Abraham seemed not to have a plan either. He kept running east on the sidewalk. When he was perhaps 50 yards away, one of the PSF thugs started yelling something at him. Abraham ignored it, and as it became clear that the kid was going to try to rush through the roadblock, the PSF thugs spread out to take him down. He tried to dodge, and when they tackled him, he struggled. He was shouting, but Turnbull could not make out the words. Turnbull brought up the binoculars.

They rolled him over on his face and took off his pack. One of the PSF thugs then kicked the pinned teen hard in the ribs. Another pressed a knee into his back to hold him down while zip-tying the kid’s hands behind him. Two of them lifted Abraham to his feet and threw him against one of the cruisers. They patted him down while another put the pack on the trunk and started going through it.

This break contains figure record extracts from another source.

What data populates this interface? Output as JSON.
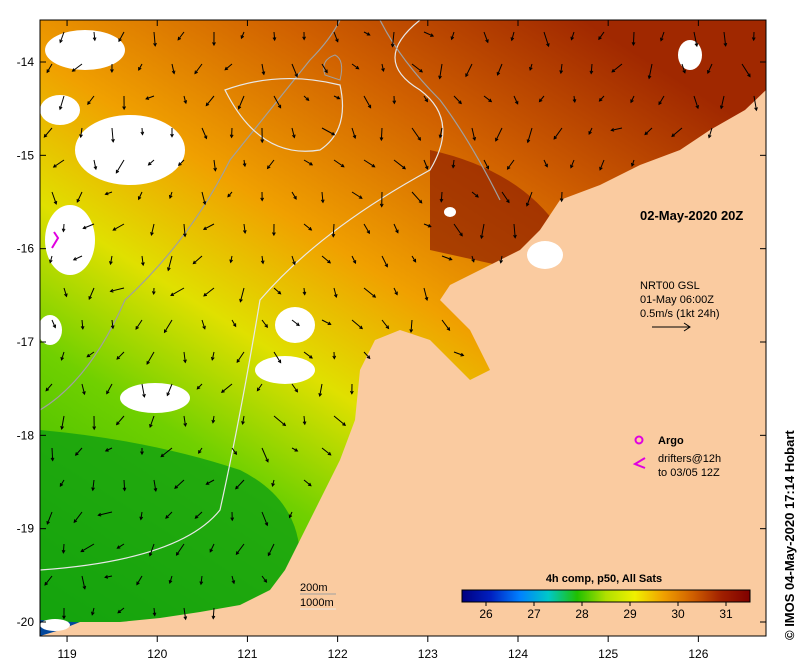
{
  "date_label": "02-May-2020 20Z",
  "currents": {
    "source": "NRT00 GSL",
    "time": "01-May 06:00Z",
    "scale": "0.5m/s (1kt 24h)"
  },
  "legend": {
    "argo": "Argo",
    "drifters_line1": "drifters@12h",
    "drifters_line2": "to 03/05 12Z",
    "argo_color": "#e000e0"
  },
  "isobaths": {
    "shallow": "200m",
    "deep": "1000m"
  },
  "colorbar": {
    "title": "4h comp, p50, All Sats",
    "min": 25.5,
    "max": 31.5,
    "ticks": [
      "26",
      "27",
      "28",
      "29",
      "30",
      "31"
    ],
    "colors": [
      "#00007f",
      "#0020c0",
      "#0080ff",
      "#00c8c8",
      "#20c000",
      "#b0e000",
      "#f0f000",
      "#f0a000",
      "#d06000",
      "#a02000",
      "#7f0000"
    ]
  },
  "axes": {
    "x_ticks": [
      "119",
      "120",
      "121",
      "122",
      "123",
      "124",
      "125",
      "126"
    ],
    "y_ticks": [
      "-14",
      "-15",
      "-16",
      "-17",
      "-18",
      "-19",
      "-20"
    ]
  },
  "colors": {
    "land": "#facba0",
    "cloud": "#ffffff"
  },
  "credit": "© IMOS 04-May-2020 17:14 Hobart"
}
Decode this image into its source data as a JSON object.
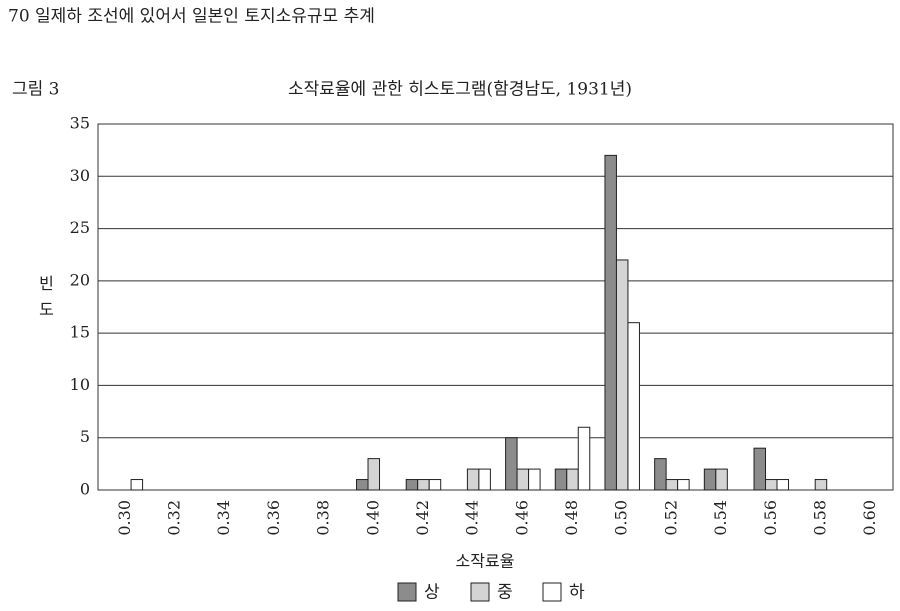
{
  "page_header": "70 일제하 조선에 있어서 일본인 토지소유규모 추계",
  "figure_label": "그림 3",
  "chart_data": {
    "type": "bar",
    "title": "소작료율에 관한 히스토그램(함경남도, 1931년)",
    "x_label": "소작료율",
    "y_label": "빈도",
    "categories": [
      "0.30",
      "0.32",
      "0.34",
      "0.36",
      "0.38",
      "0.40",
      "0.42",
      "0.44",
      "0.46",
      "0.48",
      "0.50",
      "0.52",
      "0.54",
      "0.56",
      "0.58",
      "0.60"
    ],
    "series": [
      {
        "name": "상",
        "color": "#8c8c8c",
        "values": [
          0,
          0,
          0,
          0,
          0,
          1,
          1,
          0,
          5,
          2,
          32,
          3,
          2,
          4,
          0,
          0
        ]
      },
      {
        "name": "중",
        "color": "#d4d4d4",
        "values": [
          0,
          0,
          0,
          0,
          0,
          3,
          1,
          2,
          2,
          2,
          22,
          1,
          2,
          1,
          1,
          0
        ]
      },
      {
        "name": "하",
        "color": "#ffffff",
        "values": [
          1,
          0,
          0,
          0,
          0,
          0,
          1,
          2,
          2,
          6,
          16,
          1,
          0,
          1,
          0,
          0
        ]
      }
    ],
    "ylim": [
      0,
      35
    ],
    "yticks": [
      0,
      5,
      10,
      15,
      20,
      25,
      30,
      35
    ],
    "grid": true
  }
}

Turnbull focused the binoculars, trying to see what was coming out of the pack in the red and blue flashes of the light bar.

The thug was looking at something, puzzled. It was small, maybe metallic.

“Is it the drive?” Junior asked, straining to see unaided. Another long burst of gunfire from the east echoed through the deserted streets.

“Maybe. I can’t say for sure. But whatever it is, the blues don’t seem to think it’s important.”

One of them opened the back door of the cruiser and unceremoniously shoved Abraham inside. The other went to the passenger’s seat with the pack. After a brief conversation, the driver got in, started up the cruiser, and pulled away to the south.

“They gotta be going to the Hollywood station,” Turnbull said.

“Shit, what do we do?”

“Come on.”

Turnbull stepped back onto the sidewalk and started heading toward the remaining cruiser. Junior followed, unsure.

As they approached, one of the PSF thugs shouted, “Hey, turn your ass around.”

“What?” asked Turnbull, slurring the word a bit.

“Turn your drunk asses around or we’ll kick ‘em!”

Turnbull closed to about 15 yards and the PSF thugs were imagining some entertainment. The closer one pulled out his stick and stepped forward.

“I told you to….”

Turnbull drew and fired two quick shots into his face, then pivoted and dropped the other with two rounds as he tried to draw.

“Shit, Kelly,” said Junior.

“Take their vests,” Turnbull growled. “And a Beretta plus some extra mags.” In the distance, there was more gunfire.

“What are we doing?”

“Well, we aren’t leaving that kid and the hard drive with those assholes. Everyone else is probably dead by now, but I’m not leaving that kid. We’re going in to get him.”

“He’s in a PSF station. It’s full of cops.”

“Don’t ever call them cops. They aren’t police. They’re just criminals with guns and uniforms, and they just helped the PBI kill all those people who helped us.”

Turnbull had the driver’s door open and was looking under the dash for a switch. There it was – he flipped it. The PSF thugs liked to be able to cut off their GPS tracking sometimes so they could do their personal business using official vehicles, so most had unofficial kill switches installed by PSF mechanics they threw a few bucks at for the service.